The beach in town is filthy with humanity leaving their trash around. It’s downright apocalyptic. To make matters worse the mayor has cordoned off a section of the beachfront and designated it an “International Zone”. Yes, town now has its own Interzone. There’s even a monument and everything. We’re not at “Lee and the Boys” levels yet, but I wonder if the mayor’s a secret William S. Burroughs fan.
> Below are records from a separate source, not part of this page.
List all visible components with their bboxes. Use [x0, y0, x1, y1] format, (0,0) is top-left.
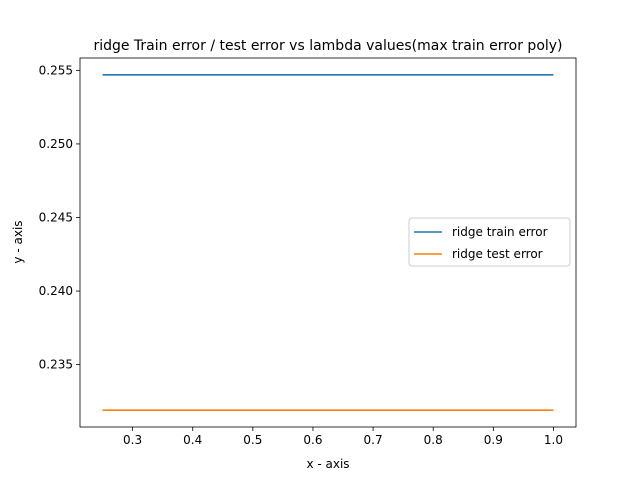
- x-tick-label: 1.0: [544, 433, 563, 447]
- x-tick-label: 0.3: [123, 433, 142, 447]
- legend: ridge train error ridge test error: [408, 217, 571, 267]
- plot-area: 0.3 0.4 0.5 0.6 0.7 0.8 0.9 1.0 0.235 0.240 0.245 0…: [39, 57, 577, 447]
- y-tick-label: 0.235: [39, 358, 73, 372]
- legend-box: [408, 217, 571, 267]
- y-tick-label: 0.240: [39, 284, 73, 298]
- axes-frame: [79, 57, 577, 428]
- legend-label: ridge test error: [452, 247, 543, 261]
- x-tick-label: 0.4: [183, 433, 202, 447]
- y-tick-label: 0.255: [39, 63, 73, 77]
- x-tick-label: 0.6: [303, 433, 322, 447]
- y-tick-label: 0.245: [39, 210, 73, 224]
- x-tick-label: 0.5: [243, 433, 262, 447]
- x-tick-label: 0.7: [364, 433, 383, 447]
- x-tick-label: 0.8: [424, 433, 443, 447]
- y-axis-title: y - axis: [11, 220, 25, 263]
- legend-label: ridge train error: [452, 225, 548, 239]
- x-tick-label: 0.9: [484, 433, 503, 447]
- y-tick-label: 0.250: [39, 137, 73, 151]
- chart-title: ridge Train error / test error vs lambda…: [93, 38, 562, 54]
- x-axis-title: x - axis: [306, 457, 349, 471]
(Remind me not to go back to the beach until, say. . . October. Also, shit, second WSB reference in a month. I’ll allow myself one more for the year.)

The heat’s giving me migraines, so I went to the doctor’s. He gave me meds, put me in a headlock, and knuckle-punched me in the skull right behind my left ear. That was fun, but I’m not sure he needed to wear a Luchador mask while he did it.

Hey, you know what’s great? Owning one’s mistakes and pledging to do better.

I’ve one more week of school left to teach, then staycation starts along with a heap of novel writing and revising. It’s actually been going on for a bit – but I won’t bore you with the details. Who the fuck wants to read about writing? On an unrelated note, Jin’s been looking at real estate listings more and more often. I’m not sure what this portends.

Lastly, we’re housesitting a cat for the next two weeks. Say hello to Ms. Switch.